UPDATE: We’re told the site is not accessible in the USA.

Comments

  • Mustafa Kandan says:

    At the moment, if I was to attend any performance, it would be more out of a sense of dedication and commitment than out of pleasure. The longer this crisis lasts, more I fear about its effect on classical music and high culture overall. The popular culture (as it exists today largely utter barbarism) will not be affected by all this.

  • Alan says:

    Free to view?

  • MezzoLover says:

    Bravo!

    And I would love to hear from all the haters out there what they think of this generous gesture by the Salzburg Festival.

  • MIke McGuire says:

    All you have to do to see the concerts is have a virtual private network, aka vpn, and you have no problem to watch.
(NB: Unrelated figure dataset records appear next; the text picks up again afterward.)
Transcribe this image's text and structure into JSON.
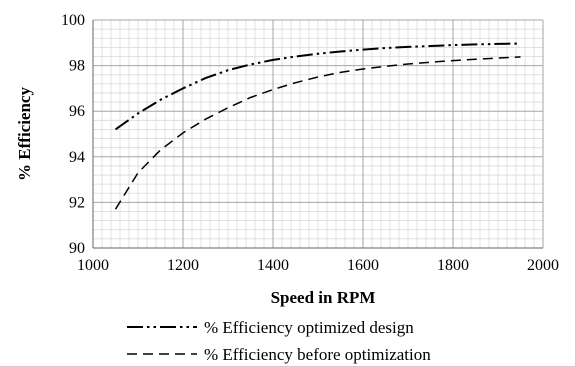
{
  "chart_data": {
    "type": "line",
    "xlabel": "Speed in RPM",
    "ylabel": "% Efficiency",
    "xlim": [
      1000,
      2000
    ],
    "ylim": [
      90,
      100
    ],
    "x_ticks": [
      "1000",
      "1200",
      "1400",
      "1600",
      "1800",
      "2000"
    ],
    "y_ticks": [
      "90",
      "92",
      "94",
      "96",
      "98",
      "100"
    ],
    "grid": true,
    "legend_position": "bottom",
    "series": [
      {
        "name": "% Efficiency optimized design",
        "dash": "dash-dot-dot",
        "x": [
          1050,
          1100,
          1150,
          1200,
          1250,
          1300,
          1350,
          1400,
          1450,
          1500,
          1550,
          1600,
          1650,
          1700,
          1750,
          1800,
          1850,
          1900,
          1950
        ],
        "y": [
          95.2,
          95.9,
          96.5,
          97.0,
          97.45,
          97.8,
          98.05,
          98.25,
          98.4,
          98.52,
          98.62,
          98.7,
          98.77,
          98.82,
          98.86,
          98.9,
          98.93,
          98.95,
          98.97
        ]
      },
      {
        "name": "% Efficiency before optimization",
        "dash": "dash",
        "x": [
          1050,
          1100,
          1150,
          1200,
          1250,
          1300,
          1350,
          1400,
          1450,
          1500,
          1550,
          1600,
          1650,
          1700,
          1750,
          1800,
          1850,
          1900,
          1950
        ],
        "y": [
          91.7,
          93.3,
          94.3,
          95.05,
          95.65,
          96.15,
          96.6,
          96.95,
          97.25,
          97.5,
          97.7,
          97.85,
          97.97,
          98.07,
          98.15,
          98.22,
          98.28,
          98.33,
          98.38
        ]
      }
    ]
  }
}
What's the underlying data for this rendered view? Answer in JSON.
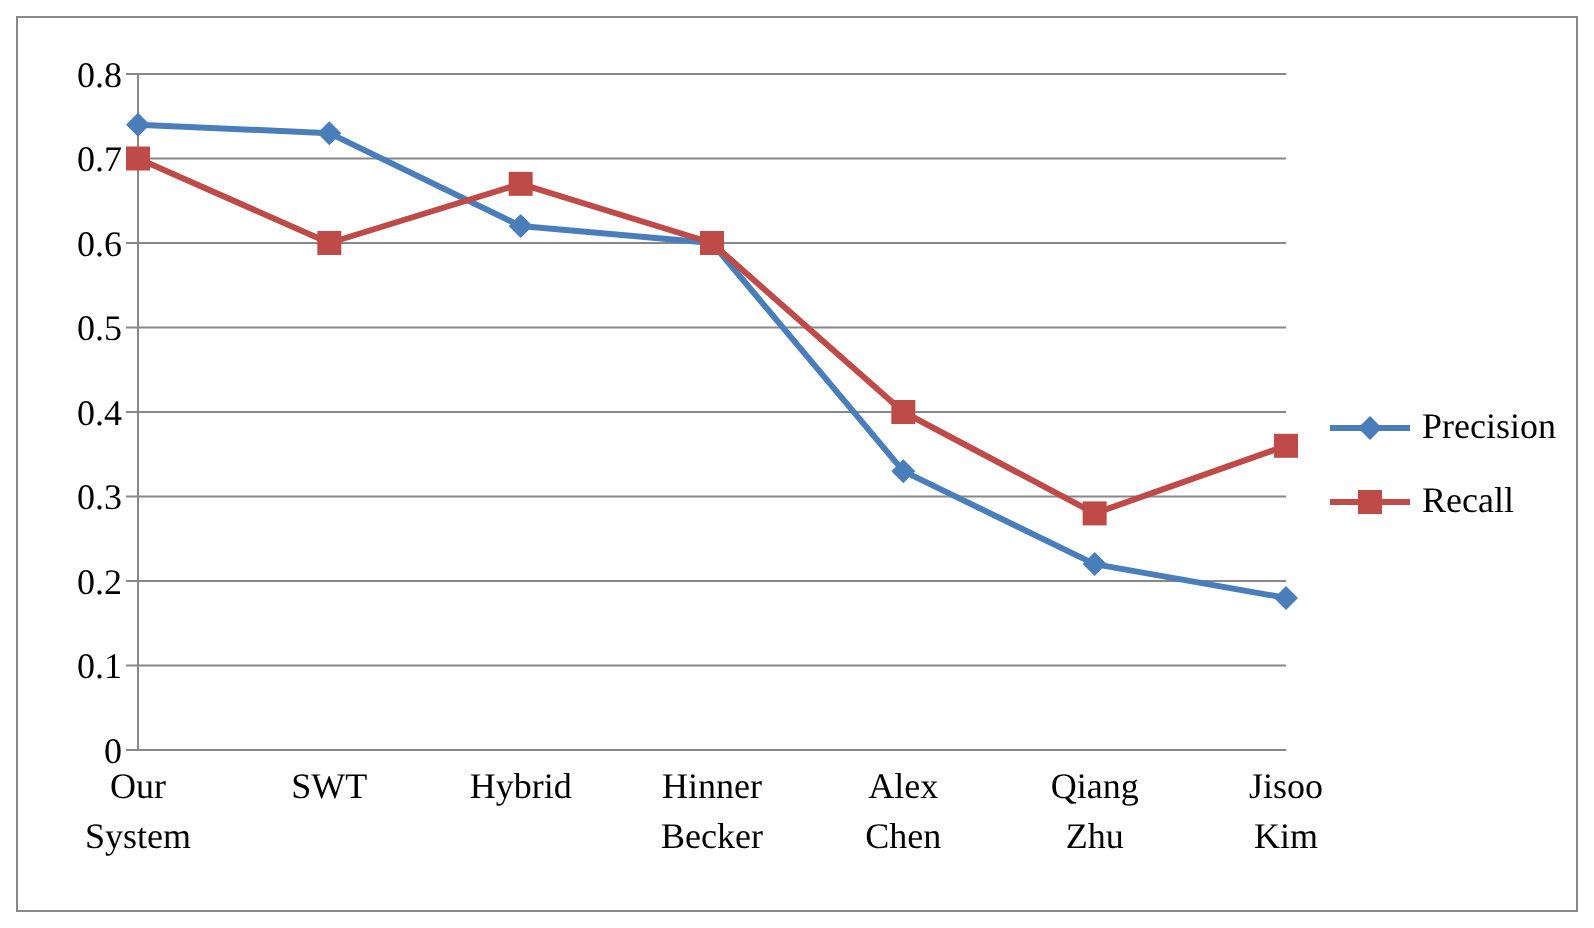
{
  "chart_data": {
    "type": "line",
    "categories": [
      "Our System",
      "SWT",
      "Hybrid",
      "Hinner Becker",
      "Alex Chen",
      "Qiang Zhu",
      "Jisoo Kim"
    ],
    "series": [
      {
        "name": "Precision",
        "color": "#4a7ebb",
        "marker": "diamond",
        "values": [
          0.74,
          0.73,
          0.62,
          0.6,
          0.33,
          0.22,
          0.18
        ]
      },
      {
        "name": "Recall",
        "color": "#be4b48",
        "marker": "square",
        "values": [
          0.7,
          0.6,
          0.67,
          0.6,
          0.4,
          0.28,
          0.36
        ]
      }
    ],
    "ylim": [
      0,
      0.8
    ],
    "yticks": [
      0,
      0.1,
      0.2,
      0.3,
      0.4,
      0.5,
      0.6,
      0.7,
      0.8
    ],
    "grid": "y",
    "legend": "right",
    "line_style": "solid"
  }
}
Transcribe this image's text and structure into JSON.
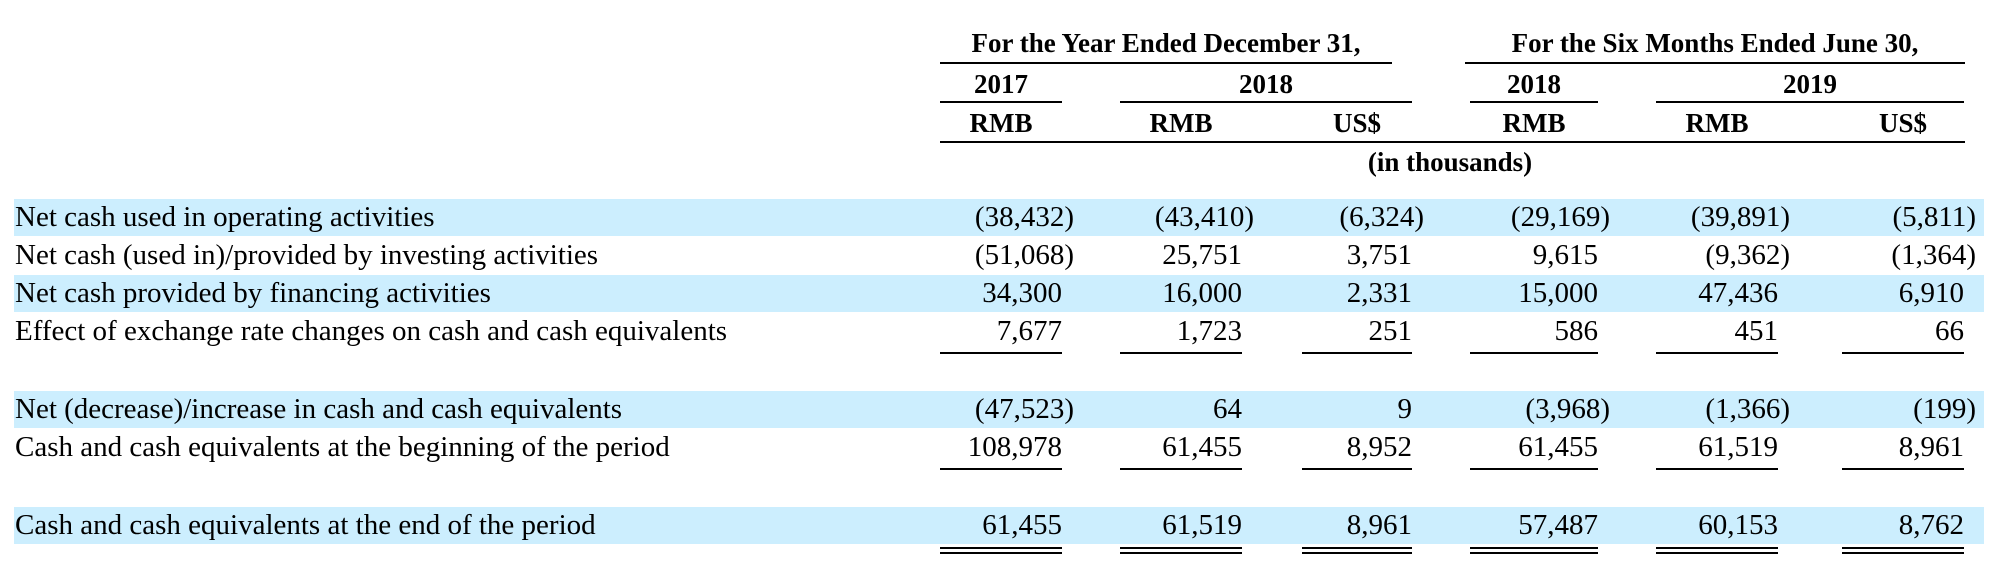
{
  "header": {
    "group_year": "For the Year Ended December 31,",
    "group_six_months": "For the Six Months Ended June 30,",
    "years": [
      "2017",
      "2018",
      "2018",
      "2019"
    ],
    "currencies": [
      "RMB",
      "RMB",
      "US$",
      "RMB",
      "RMB",
      "US$"
    ],
    "units_note": "(in thousands)"
  },
  "rows": [
    {
      "label": "Net cash used in operating activities",
      "values": [
        "(38,432)",
        "(43,410)",
        "(6,324)",
        "(29,169)",
        "(39,891)",
        "(5,811)"
      ]
    },
    {
      "label": "Net cash (used in)/provided by investing activities",
      "values": [
        "(51,068)",
        "25,751",
        "3,751",
        "9,615",
        "(9,362)",
        "(1,364)"
      ]
    },
    {
      "label": "Net cash provided by financing activities",
      "values": [
        "34,300",
        "16,000",
        "2,331",
        "15,000",
        "47,436",
        "6,910"
      ]
    },
    {
      "label": "Effect of exchange rate changes on cash and cash equivalents",
      "values": [
        "7,677",
        "1,723",
        "251",
        "586",
        "451",
        "66"
      ]
    },
    {
      "label": "Net (decrease)/increase in cash and cash equivalents",
      "values": [
        "(47,523)",
        "64",
        "9",
        "(3,968)",
        "(1,366)",
        "(199)"
      ]
    },
    {
      "label": "Cash and cash equivalents at the beginning of the period",
      "values": [
        "108,978",
        "61,455",
        "8,952",
        "61,455",
        "61,519",
        "8,961"
      ]
    },
    {
      "label": "Cash and cash equivalents at the end of the period",
      "values": [
        "61,455",
        "61,519",
        "8,961",
        "57,487",
        "60,153",
        "8,762"
      ]
    }
  ]
}
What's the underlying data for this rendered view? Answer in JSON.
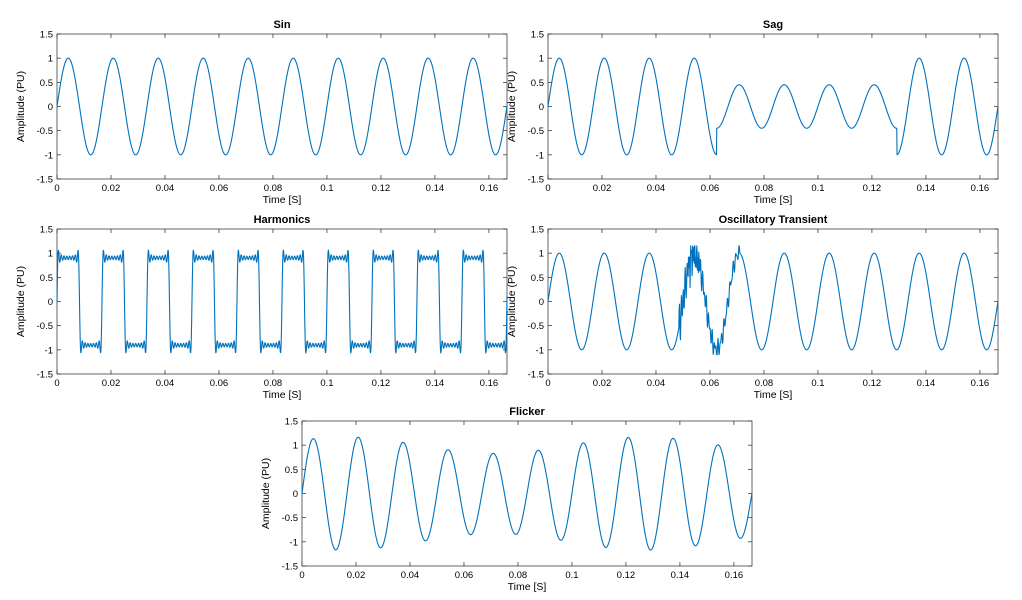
{
  "figure": {
    "line_color": "#0072BD",
    "axis_color": "#262626"
  },
  "chart_data": [
    {
      "type": "line",
      "title": "Sin",
      "xlabel": "Time [S]",
      "ylabel": "Amplitude (PU)",
      "xlim": [
        0,
        0.1667
      ],
      "ylim": [
        -1.5,
        1.5
      ],
      "xticks": [
        0,
        0.02,
        0.04,
        0.06,
        0.08,
        0.1,
        0.12,
        0.14,
        0.16
      ],
      "xtick_labels": [
        "0",
        "0.02",
        "0.04",
        "0.06",
        "0.08",
        "0.1",
        "0.12",
        "0.14",
        "0.16"
      ],
      "yticks": [
        -1.5,
        -1,
        -0.5,
        0,
        0.5,
        1,
        1.5
      ],
      "ytick_labels": [
        "-1.5",
        "-1",
        "-0.5",
        "0",
        "0.5",
        "1",
        "1.5"
      ],
      "grid": false,
      "series": [
        {
          "signal": "sine",
          "frequency_hz": 60,
          "amplitude_pu": 1.0
        }
      ]
    },
    {
      "type": "line",
      "title": "Sag",
      "xlabel": "Time [S]",
      "ylabel": "Amplitude (PU)",
      "xlim": [
        0,
        0.1667
      ],
      "ylim": [
        -1.5,
        1.5
      ],
      "xticks": [
        0,
        0.02,
        0.04,
        0.06,
        0.08,
        0.1,
        0.12,
        0.14,
        0.16
      ],
      "xtick_labels": [
        "0",
        "0.02",
        "0.04",
        "0.06",
        "0.08",
        "0.1",
        "0.12",
        "0.14",
        "0.16"
      ],
      "yticks": [
        -1.5,
        -1,
        -0.5,
        0,
        0.5,
        1,
        1.5
      ],
      "ytick_labels": [
        "-1.5",
        "-1",
        "-0.5",
        "0",
        "0.5",
        "1",
        "1.5"
      ],
      "grid": false,
      "series": [
        {
          "signal": "sag",
          "frequency_hz": 60,
          "amplitude_pu": 1.0,
          "sag_start_s": 0.0625,
          "sag_end_s": 0.1292,
          "sag_amplitude_pu": 0.45
        }
      ]
    },
    {
      "type": "line",
      "title": "Harmonics",
      "xlabel": "Time [S]",
      "ylabel": "Amplitude (PU)",
      "xlim": [
        0,
        0.1667
      ],
      "ylim": [
        -1.5,
        1.5
      ],
      "xticks": [
        0,
        0.02,
        0.04,
        0.06,
        0.08,
        0.1,
        0.12,
        0.14,
        0.16
      ],
      "xtick_labels": [
        "0",
        "0.02",
        "0.04",
        "0.06",
        "0.08",
        "0.1",
        "0.12",
        "0.14",
        "0.16"
      ],
      "yticks": [
        -1.5,
        -1,
        -0.5,
        0,
        0.5,
        1,
        1.5
      ],
      "ytick_labels": [
        "-1.5",
        "-1",
        "-0.5",
        "0",
        "0.5",
        "1",
        "1.5"
      ],
      "grid": false,
      "series": [
        {
          "signal": "harmonics",
          "frequency_hz": 60,
          "amplitude_pu": 1.0,
          "harmonic_orders": [
            3,
            5,
            7,
            9,
            11,
            13,
            15
          ],
          "harmonic_amplitudes_pu": [
            0.333,
            0.2,
            0.143,
            0.111,
            0.091,
            0.077,
            0.067
          ]
        }
      ]
    },
    {
      "type": "line",
      "title": "Oscillatory Transient",
      "xlabel": "Time [S]",
      "ylabel": "Amplitude (PU)",
      "xlim": [
        0,
        0.1667
      ],
      "ylim": [
        -1.5,
        1.5
      ],
      "xticks": [
        0,
        0.02,
        0.04,
        0.06,
        0.08,
        0.1,
        0.12,
        0.14,
        0.16
      ],
      "xtick_labels": [
        "0",
        "0.02",
        "0.04",
        "0.06",
        "0.08",
        "0.1",
        "0.12",
        "0.14",
        "0.16"
      ],
      "yticks": [
        -1.5,
        -1,
        -0.5,
        0,
        0.5,
        1,
        1.5
      ],
      "ytick_labels": [
        "-1.5",
        "-1",
        "-0.5",
        "0",
        "0.5",
        "1",
        "1.5"
      ],
      "grid": false,
      "series": [
        {
          "signal": "transient",
          "frequency_hz": 60,
          "amplitude_pu": 1.0,
          "transient_start_s": 0.0485,
          "transient_end_s": 0.071,
          "transient_peak_pu": 1.15,
          "transient_min_pu": -1.1
        }
      ]
    },
    {
      "type": "line",
      "title": "Flicker",
      "xlabel": "Time [S]",
      "ylabel": "Amplitude (PU)",
      "xlim": [
        0,
        0.1667
      ],
      "ylim": [
        -1.5,
        1.5
      ],
      "xticks": [
        0,
        0.02,
        0.04,
        0.06,
        0.08,
        0.1,
        0.12,
        0.14,
        0.16
      ],
      "xtick_labels": [
        "0",
        "0.02",
        "0.04",
        "0.06",
        "0.08",
        "0.1",
        "0.12",
        "0.14",
        "0.16"
      ],
      "yticks": [
        -1.5,
        -1,
        -0.5,
        0,
        0.5,
        1,
        1.5
      ],
      "ytick_labels": [
        "-1.5",
        "-1",
        "-0.5",
        "0",
        "0.5",
        "1",
        "1.5"
      ],
      "grid": false,
      "series": [
        {
          "signal": "flicker",
          "frequency_hz": 60,
          "amplitude_pu": 1.0,
          "modulation_depth_pu": 0.17,
          "modulation_frequency_hz": 9
        }
      ]
    }
  ]
}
I watch stuff on arte.tv in the USA all the time without a vpn. Sometimes it is blocked, and sometimes anyone can watch. Unless arte.tv told you it would be blocked, your information probably isn’t necessarily valid. The Vienna Phil isn’t live anyway. It’s delayed by a day. Elektra isn’t live either, delayed by some hours. Levit I don’t know.

    • Sixtus says:

      I use a VPN all the time to watch, and often record, geo-blocked audio and video streams from all over the globe. The Barenboim-Kupfer Bayreuth Ring cycle in high-definition, for example, is viewable until 25 August via VPN from br-klassik.de (That site also is streaming audio of the Kirill Petrenko 2015 Bayreuth Ring but you don’t need a VPN for it.) Using a VPN is also the only way one can listen from outside the UK to BBC Radio3 at its highest fidelity online bit rate (an unusually high 320 kbps AAC). Otherwise one is stuck with a shameful, sonically inadequate 96 kbps. I consider a VPN a better investment than several of the subscription-only performing-arts sites.